Note \( q_i \in {\mathbb Z [i] } \implies \exists q_s : p \mid q_s \implies \exists t \in {\mathbb Z [i] } : pt=q_s \implies N(p) N(t)= N(q_s) \)

\( \implies N(p) \mid q_s^2 \implies N(p)= q_s \, \lor \, q_s^2 \)

• Claim 1 If \( N (p) = q^2 \), then p is an associate of q.

  \( N(p) N(t)= N(q)=q^2 \implies N(t)=1 \implies t \) is a unit

  \( \implies pu=q \implies \) \( p \) is an associate of \( q \)

• Claim 2 \( N (p) = q \) if and only if q is the sum of two squares.

  \( \Rightarrow \):
  • \( N (p) = N(a+bi)=a^2+b^2=p \)
  \( \Leftarrow \):
  • Assume \( p \) is a prime in \( {\mathbb Z [i] } \) and \( N (p) = q^2 \). Based on Claim 1, \( q \) is an associate of \( p \). Thus, \( q \) is a prime in \( {\mathbb Z [i] } \).

    Note \( \exists a,b \in \mathbb Z : a^2+b^2=p \implies \exists r=a+bi \in {\mathbb Z [i] } : r\overline {r}=p \) \( \implies q \) is not a prime in \( {\mathbb Z [i] } \).
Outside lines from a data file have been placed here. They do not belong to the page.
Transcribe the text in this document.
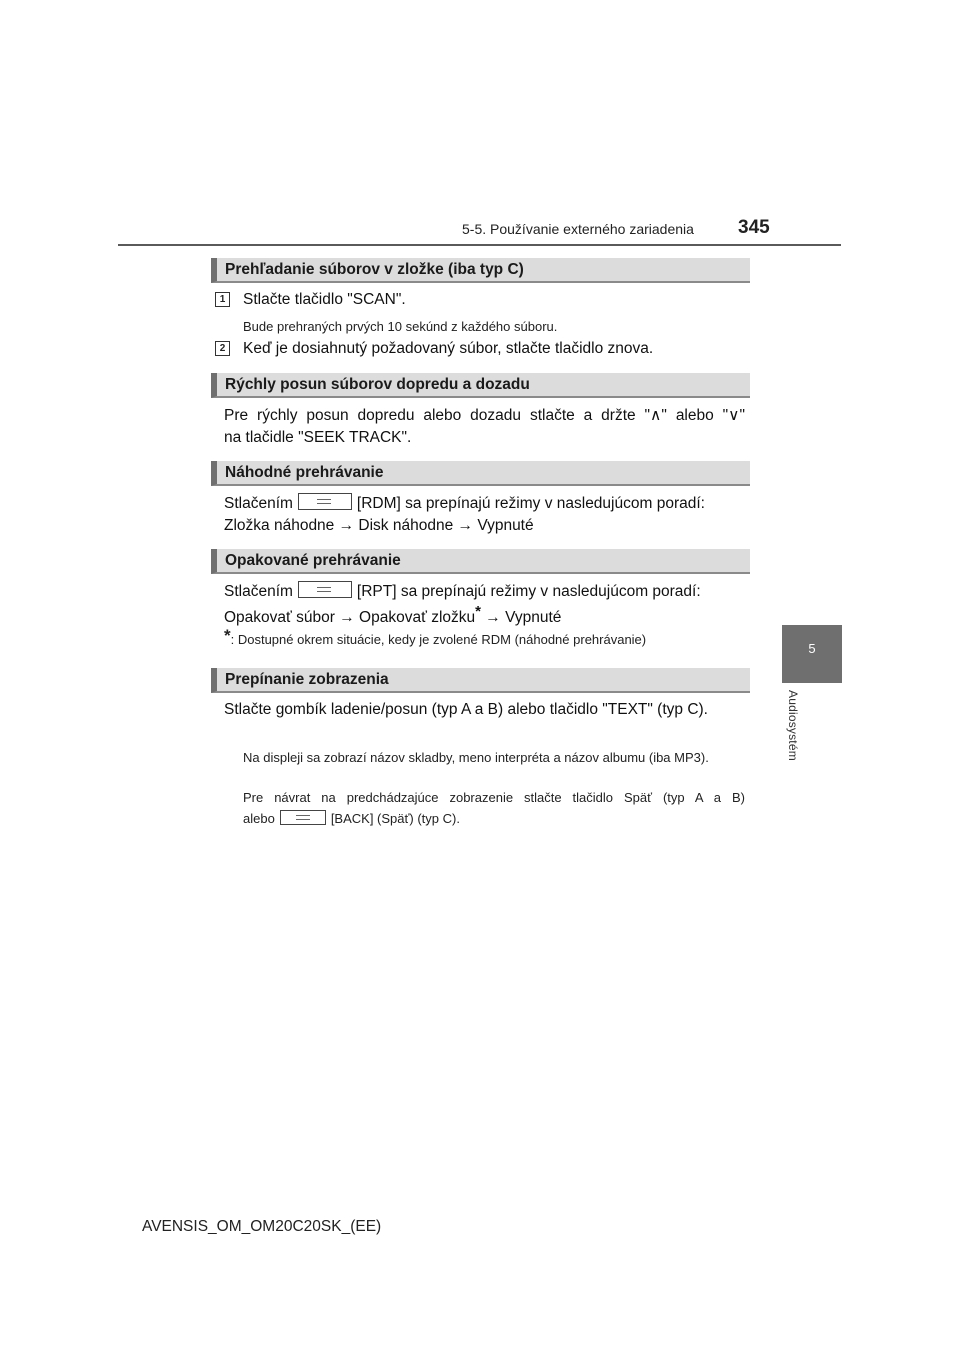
5-5. Používanie externého zariadenia 345
5
Audiosystém
Prehľadanie súborov v zložke (iba typ C)
1	Stlačte tlačidlo "SCAN".
Bude prehraných prvých 10 sekúnd z každého súboru.
2	Keď je dosiahnutý požadovaný súbor, stlačte tlačidlo znova.
Rýchly posun súborov dopredu a dozadu
Pre rýchly posun dopredu alebo dozadu stlačte a držte "∧" alebo "∨"
na tlačidle "SEEK TRACK".
Náhodné prehrávanie
Stlačením	[RDM] sa prepínajú režimy v nasledujúcom poradí:
Zložka náhodne → Disk náhodne → Vypnuté
Opakované prehrávanie
Stlačením	[RPT] sa prepínajú režimy v nasledujúcom poradí:
Opakovať súbor → Opakovať zložku* → Vypnuté
*: Dostupné okrem situácie, kedy je zvolené RDM (náhodné prehrávanie)
Prepínanie zobrazenia
Stlačte gombík ladenie/posun (typ A a B) alebo tlačidlo "TEXT" (typ C).
Na displeji sa zobrazí názov skladby, meno interpréta a názov albumu (iba MP3).
Pre návrat na predchádzajúce zobrazenie stlačte tlačidlo Späť (typ A a B)
alebo	[BACK] (Späť) (typ C).
AVENSIS_OM_OM20C20SK_(EE)
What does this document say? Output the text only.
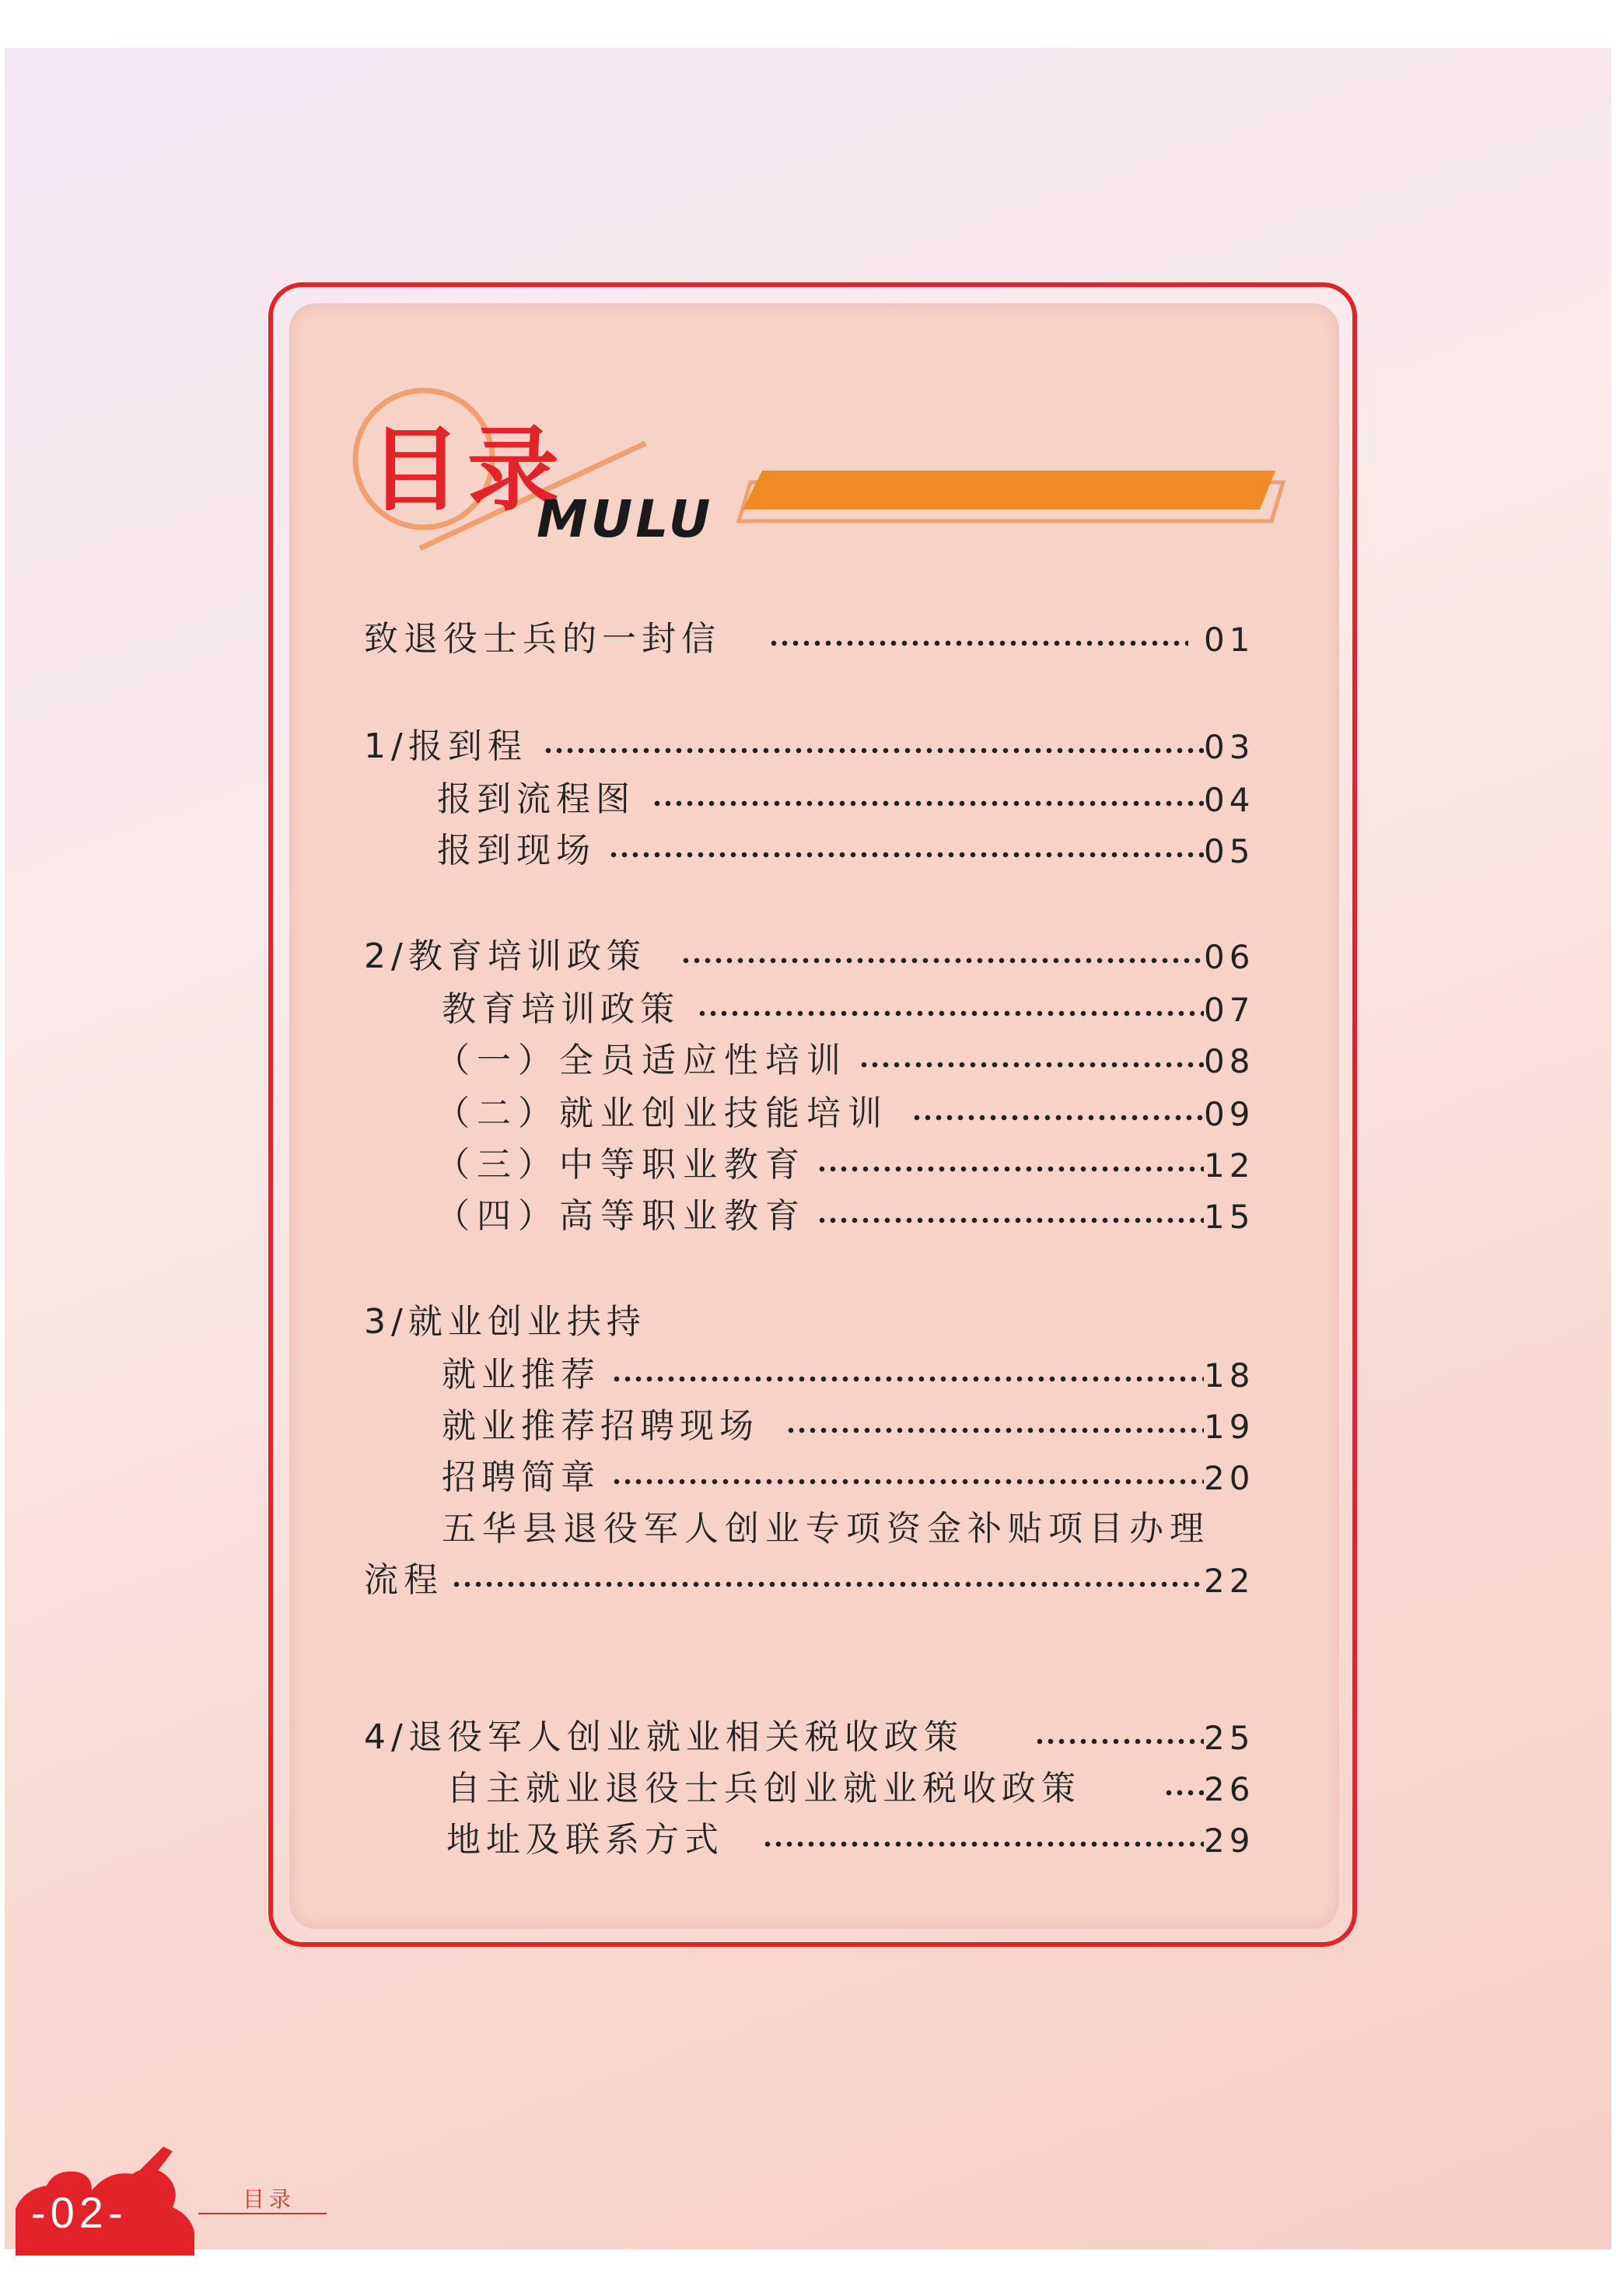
目录
MULU
致退役士兵的一封信	01
1/报到程	03
报到流程图	04
报到现场	05
2/教育培训政策	06
教育培训政策	07
（一）全员适应性培训	08
（二）就业创业技能培训	09
（三）中等职业教育	12
（四）高等职业教育	15
3/就业创业扶持
就业推荐	18
就业推荐招聘现场	19
招聘简章	20
五华县退役军人创业专项资金补贴项目办理
流程	22
4/退役军人创业就业相关税收政策	25
自主就业退役士兵创业就业税收政策	26
地址及联系方式	29
-02-	目录
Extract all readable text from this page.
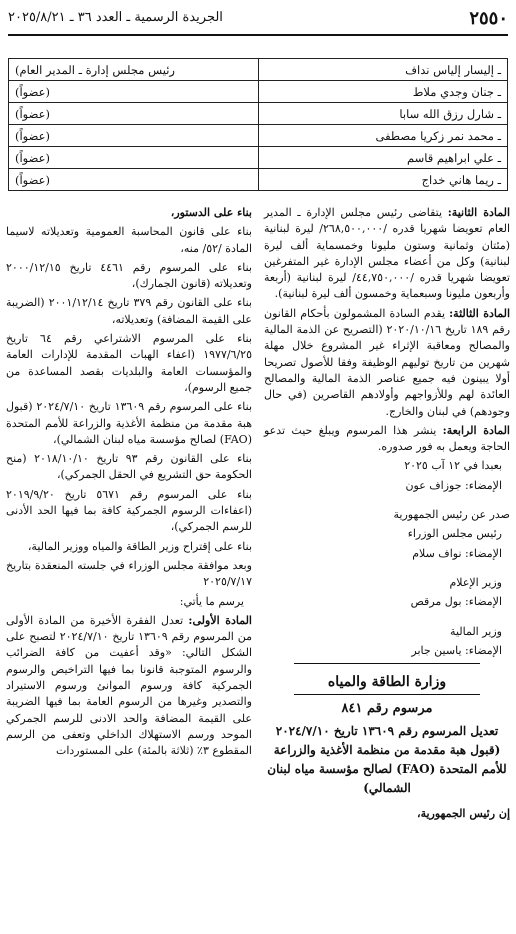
٢٥٥٠
الجريدة الرسمية ـ العدد ٣٦ ـ ٢٠٢٥/٨/٢١
ـ إليسار إلياس نداف	رئيس مجلس إدارة ـ المدير العام)
ـ جنان وجدي ملاط	(عضواً)
ـ شارل رزق الله سابا	(عضواً)
ـ محمد نمر زكريا مصطفى	(عضواً)
ـ علي ابراهيم قاسم	(عضواً)
ـ ريما هاني خداج	(عضواً)

المادة الثانية: يتقاضى رئيس مجلس الإدارة ـ المدير العام تعويضا شهريا قدره /٢٦٨,٥٠٠,٠٠٠/ ليرة لبنانية (مئتان وثمانية وستون مليونا وخمسماية ألف ليرة لبنانية) وكل من أعضاء مجلس الإدارة غير المتفرغين تعويضا شهريا قدره /٤٤,٧٥٠,٠٠٠/ ليرة لبنانية (أربعة وأربعون مليونا وسبعماية وخمسون ألف ليرة لبنانية).

المادة الثالثة: يقدم السادة المشمولون بأحكام القانون رقم ١٨٩ تاريخ ٢٠٢٠/١٠/١٦ (التصريح عن الذمة المالية والمصالح ومعاقبة الإثراء غير المشروع خلال مهلة شهرين من تاريخ توليهم الوظيفة وفقا للأصول تصريحا أولا يبينون فيه جميع عناصر الذمة المالية والمصالح العائدة لهم وللأزواجهم وأولادهم القاصرين (في حال وجودهم) في لبنان والخارج.

المادة الرابعة: ينشر هذا المرسوم ويبلغ حيث تدعو الحاجة ويعمل به فور صدوره.

بعبدا في ١٢ آب ٢٠٢٥

الإمضاء: جوزاف عون

صدر عن رئيس الجمهورية

رئيس مجلس الوزراء

الإمضاء: نواف سلام

وزير الإعلام

الإمضاء: بول مرقص

وزير المالية

الإمضاء: ياسين جابر

وزارة الطاقة والمياه
مرسوم رقم ٨٤١
تعديل المرسوم رقم ١٣٦٠٩ تاريخ ٢٠٢٤/٧/١٠ (قبول هبة مقدمة من منظمة الأغذية والزراعة للأمم المتحدة (FAO) لصالح مؤسسة مياه لبنان الشمالي)

إن رئيس الجمهورية،

بناء على الدستور،

بناء على قانون المحاسبة العمومية وتعديلاته لاسيما المادة /٥٢/ منه،

بناء على المرسوم رقم ٤٤٦١ تاريخ ٢٠٠٠/١٢/١٥ وتعديلاته (قانون الجمارك)،

بناء على القانون رقم ٣٧٩ تاريخ ٢٠٠١/١٢/١٤ (الضريبة على القيمة المضافة) وتعديلاته،

بناء على المرسوم الاشتراعي رقم ٦٤ تاريخ ١٩٧٧/٦/٢٥ (اعفاء الهبات المقدمة للإدارات العامة والمؤسسات العامة والبلديات بقصد المساعدة من جميع الرسوم)،

بناء على المرسوم رقم ١٣٦٠٩ تاريخ ٢٠٢٤/٧/١٠ (قبول هبة مقدمة من منظمة الأغذية والزراعة للأمم المتحدة (FAO) لصالح مؤسسة مياه لبنان الشمالي)،

بناء على القانون رقم ٩٣ تاريخ ٢٠١٨/١٠/١٠ (منح الحكومة حق التشريع في الحقل الجمركي)،

بناء على المرسوم رقم ٥٦٧١ تاريخ ٢٠١٩/٩/٢٠ (اعفاءات الرسوم الجمركية كافة بما فيها الحد الأدنى للرسم الجمركي)،

بناء على إقتراح وزير الطاقة والمياه ووزير المالية،

وبعد موافقة مجلس الوزراء في جلسته المنعقدة بتاريخ ٢٠٢٥/٧/١٧

يرسم ما يأتي:

المادة الأولى: تعدل الفقرة الأخيرة من المادة الأولى من المرسوم رقم ١٣٦٠٩ تاريخ ٢٠٢٤/٧/١٠ لتصبح على الشكل التالي: «وقد أعفيت من كافة الضرائب والرسوم المتوجبة قانونا بما فيها التراخيص والرسوم الجمركية كافة ورسوم الموانئ ورسوم الاستيراد والتصدير وغيرها من الرسوم العامة بما فيها الضريبة على القيمة المضافة والحد الادنى للرسم الجمركي الموحد ورسم الاستهلاك الداخلي وتعفى من الرسم المقطوع ٣٪ (ثلاثة بالمئة) على المستوردات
Contradiction, \( N(p) \) must be \( q \)

Proposition a is a primitive root modulo n then it is also a primitive root modulo d, for any d dividing n.

Claim: The map \( \mathbb{Z}_{n}^{*} \rightarrow \mathbb{Z}_{d}^* \) is surjective. \( d=\prod p_i^{r_{di}} , \ n=\prod p_i^{r_{fi}} \cdot \prod q_i^{r_{gi}} \) where \( p_i, q_i \) are all distinct prime. Set \( f=\prod p_i^{r_{fi}} , \ g=\prod q_i^{r_{gi}} \) then \( n=fg \).

Note \( (d,g)=1 \implies \exists x \in \mathbb{N} : xd\equiv 1 \bmod g \). For any \( [i]_g \in \mathbb{Z}_{d}^* \), \( i\equiv u \bmod g \) where \( u\in [0, g-1] \).

\( (g-u+1)x \equiv k \mod g \) where \( k \in [0, g-1] \). \( \implies i+kd\equiv 1 \mod g \implies (i+kd,g)=1 \). \( \forall p_i : p_i \mid f \), \( p_i \nmid (i+kd) \) since \( (i, p_i)=1 \land pi\mid kd \).

Since \( \mathbb{Z}_{n}^{*}=<[a]_n> \) and the map \( \mathbb{Z}_{n}^{*} \rightarrow \mathbb{Z}_{d}^* \) is surjective.

Therefore, a is a primitive root modulo d.